Ordered that the judgment is affirmed.
Viewing the evidence in the light most favorable to the prosecution (see, People v Contes, 60 NY2d 620), we find that it is legally sufficient to establish the defendant’s guilt beyond a reasonable doubt. Moreover, resolution of issues of credibility, as well as the weight to be accorded to the evidence presented, are primarily questions to be determined by the jury, which saw and heard the witnesses (see, People v Gaimari, 176 NY 84, 94). Its determination should be accorded great weight on appeal and should not be disturbed unless clearly unsupported by the record (see, People v Garafolo, 44 AD2d 86, 88). Upon the exercise of our factual review power, we are satisfied that the verdict of guilt is not against the weight of the evidence (CPL 470.15 [5]).

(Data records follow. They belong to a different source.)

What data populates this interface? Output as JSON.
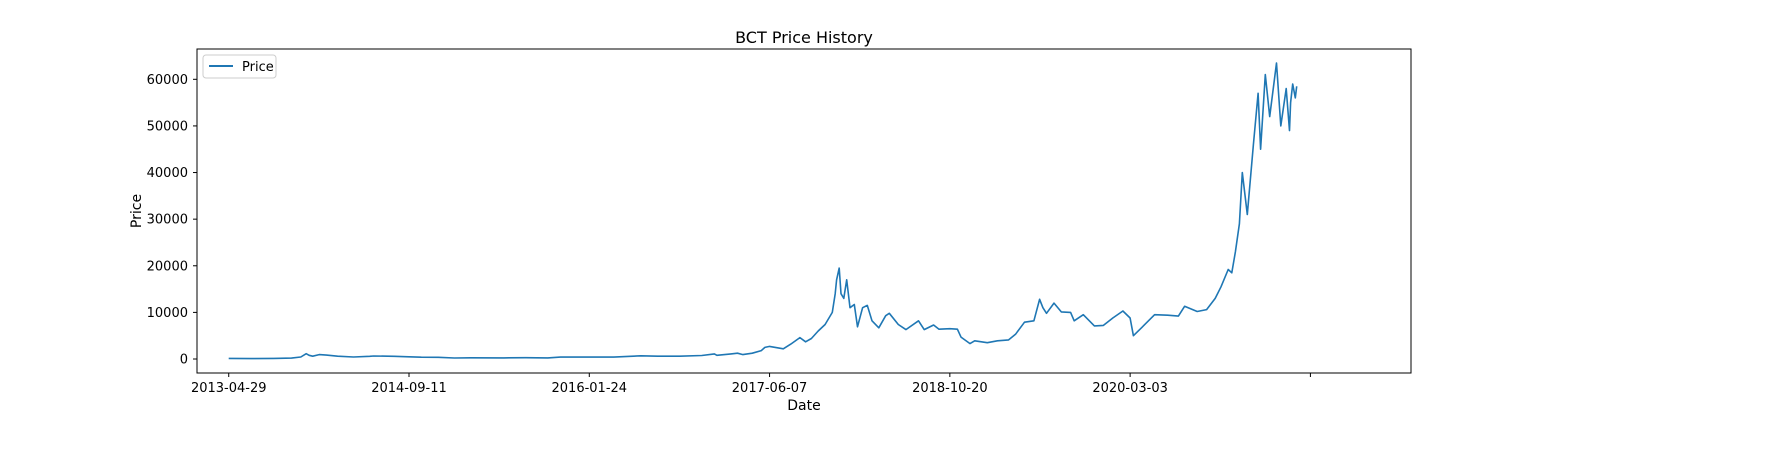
{
  "chart_data": {
    "type": "line",
    "title": "BCT Price History",
    "xlabel": "Date",
    "ylabel": "Price",
    "x_axis_type": "date",
    "xlim": [
      "2013-01-31",
      "2022-04-21"
    ],
    "ylim": [
      -3000,
      66500
    ],
    "grid": false,
    "legend_position": "top-left",
    "x_ticks": [
      {
        "date": "2013-04-29",
        "label": "2013-04-29"
      },
      {
        "date": "2014-09-11",
        "label": "2014-09-11"
      },
      {
        "date": "2016-01-24",
        "label": "2016-01-24"
      },
      {
        "date": "2017-06-07",
        "label": "2017-06-07"
      },
      {
        "date": "2018-10-20",
        "label": "2018-10-20"
      },
      {
        "date": "2020-03-03",
        "label": "2020-03-03"
      },
      {
        "date": "2021-07-16",
        "label": ""
      }
    ],
    "y_ticks": [
      0,
      10000,
      20000,
      30000,
      40000,
      50000,
      60000
    ],
    "series": [
      {
        "name": "Price",
        "color": "#1f77b4",
        "points": [
          [
            "2013-04-29",
            140
          ],
          [
            "2013-07-01",
            90
          ],
          [
            "2013-09-01",
            130
          ],
          [
            "2013-10-20",
            190
          ],
          [
            "2013-11-15",
            430
          ],
          [
            "2013-11-30",
            1130
          ],
          [
            "2013-12-08",
            800
          ],
          [
            "2013-12-18",
            600
          ],
          [
            "2014-01-05",
            950
          ],
          [
            "2014-01-25",
            830
          ],
          [
            "2014-02-25",
            600
          ],
          [
            "2014-04-10",
            440
          ],
          [
            "2014-05-25",
            580
          ],
          [
            "2014-06-05",
            650
          ],
          [
            "2014-08-01",
            590
          ],
          [
            "2014-09-11",
            480
          ],
          [
            "2014-10-15",
            390
          ],
          [
            "2014-12-01",
            370
          ],
          [
            "2015-01-15",
            210
          ],
          [
            "2015-03-01",
            270
          ],
          [
            "2015-06-01",
            230
          ],
          [
            "2015-08-01",
            280
          ],
          [
            "2015-10-01",
            240
          ],
          [
            "2015-11-05",
            400
          ],
          [
            "2016-01-24",
            400
          ],
          [
            "2016-04-01",
            420
          ],
          [
            "2016-06-15",
            700
          ],
          [
            "2016-08-01",
            600
          ],
          [
            "2016-10-01",
            610
          ],
          [
            "2016-12-01",
            750
          ],
          [
            "2017-01-05",
            1100
          ],
          [
            "2017-01-12",
            800
          ],
          [
            "2017-02-20",
            1100
          ],
          [
            "2017-03-10",
            1250
          ],
          [
            "2017-03-25",
            950
          ],
          [
            "2017-04-20",
            1250
          ],
          [
            "2017-05-15",
            1800
          ],
          [
            "2017-05-25",
            2500
          ],
          [
            "2017-06-07",
            2700
          ],
          [
            "2017-07-15",
            2200
          ],
          [
            "2017-08-05",
            3200
          ],
          [
            "2017-08-30",
            4600
          ],
          [
            "2017-09-15",
            3700
          ],
          [
            "2017-10-01",
            4400
          ],
          [
            "2017-10-20",
            6000
          ],
          [
            "2017-11-08",
            7400
          ],
          [
            "2017-11-28",
            10000
          ],
          [
            "2017-12-06",
            14000
          ],
          [
            "2017-12-10",
            17000
          ],
          [
            "2017-12-17",
            19500
          ],
          [
            "2017-12-22",
            14000
          ],
          [
            "2017-12-30",
            13000
          ],
          [
            "2018-01-07",
            17000
          ],
          [
            "2018-01-16",
            11000
          ],
          [
            "2018-01-28",
            11700
          ],
          [
            "2018-02-06",
            6900
          ],
          [
            "2018-02-20",
            11000
          ],
          [
            "2018-03-05",
            11500
          ],
          [
            "2018-03-18",
            8200
          ],
          [
            "2018-04-06",
            6700
          ],
          [
            "2018-04-25",
            9300
          ],
          [
            "2018-05-05",
            9800
          ],
          [
            "2018-05-30",
            7400
          ],
          [
            "2018-06-20",
            6300
          ],
          [
            "2018-07-25",
            8200
          ],
          [
            "2018-08-10",
            6300
          ],
          [
            "2018-09-05",
            7300
          ],
          [
            "2018-09-20",
            6400
          ],
          [
            "2018-10-20",
            6500
          ],
          [
            "2018-11-10",
            6400
          ],
          [
            "2018-11-20",
            4700
          ],
          [
            "2018-12-15",
            3300
          ],
          [
            "2018-12-28",
            3900
          ],
          [
            "2019-02-01",
            3500
          ],
          [
            "2019-03-01",
            3900
          ],
          [
            "2019-04-01",
            4100
          ],
          [
            "2019-04-20",
            5300
          ],
          [
            "2019-05-15",
            7900
          ],
          [
            "2019-06-10",
            8200
          ],
          [
            "2019-06-26",
            12800
          ],
          [
            "2019-07-05",
            11000
          ],
          [
            "2019-07-15",
            9800
          ],
          [
            "2019-08-05",
            12000
          ],
          [
            "2019-08-25",
            10100
          ],
          [
            "2019-09-20",
            10000
          ],
          [
            "2019-09-30",
            8200
          ],
          [
            "2019-10-25",
            9500
          ],
          [
            "2019-11-25",
            7100
          ],
          [
            "2019-12-20",
            7200
          ],
          [
            "2020-01-15",
            8800
          ],
          [
            "2020-02-12",
            10300
          ],
          [
            "2020-03-03",
            8800
          ],
          [
            "2020-03-12",
            5000
          ],
          [
            "2020-04-05",
            6800
          ],
          [
            "2020-05-10",
            9500
          ],
          [
            "2020-06-15",
            9400
          ],
          [
            "2020-07-15",
            9200
          ],
          [
            "2020-08-01",
            11300
          ],
          [
            "2020-09-05",
            10200
          ],
          [
            "2020-10-01",
            10600
          ],
          [
            "2020-10-25",
            13000
          ],
          [
            "2020-11-10",
            15500
          ],
          [
            "2020-11-30",
            19200
          ],
          [
            "2020-12-10",
            18500
          ],
          [
            "2020-12-20",
            23000
          ],
          [
            "2020-12-31",
            29000
          ],
          [
            "2021-01-08",
            40000
          ],
          [
            "2021-01-22",
            31000
          ],
          [
            "2021-02-08",
            46000
          ],
          [
            "2021-02-21",
            57000
          ],
          [
            "2021-02-28",
            45000
          ],
          [
            "2021-03-13",
            61000
          ],
          [
            "2021-03-25",
            52000
          ],
          [
            "2021-04-13",
            63500
          ],
          [
            "2021-04-25",
            50000
          ],
          [
            "2021-05-10",
            58000
          ],
          [
            "2021-05-19",
            49000
          ],
          [
            "2021-05-22",
            55000
          ],
          [
            "2021-05-28",
            59000
          ],
          [
            "2021-06-04",
            56000
          ],
          [
            "2021-06-08",
            58500
          ]
        ]
      }
    ]
  }
}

There is no merit to the defendant’s contention that the trial court improvidently exercised its discretion in denying his motion for a trial separate from that of his codefendant, as the defendant failed to demonstrate that his defense and that of his codefendant were in “irreconcilable conflict” (see, People v Mahboubian, 74 NY2d 174; People v Apolinar, 208 AD2d 548, 549). Additionally, the trial court did not improvidently exercise its discretion in denying the defendant’s motion for a mistrial (see, People v Ortiz, 54 NY2d 288, 293; People v Furst, 222 AD2d 299, 300; People v Hayden, 221 AD2d 367, 368).
The sentence imposed was not excessive (see, People v Suitte, 90 AD2d 80). Miller, J. P., Florio, McGinity and Luciano, JJ., concur.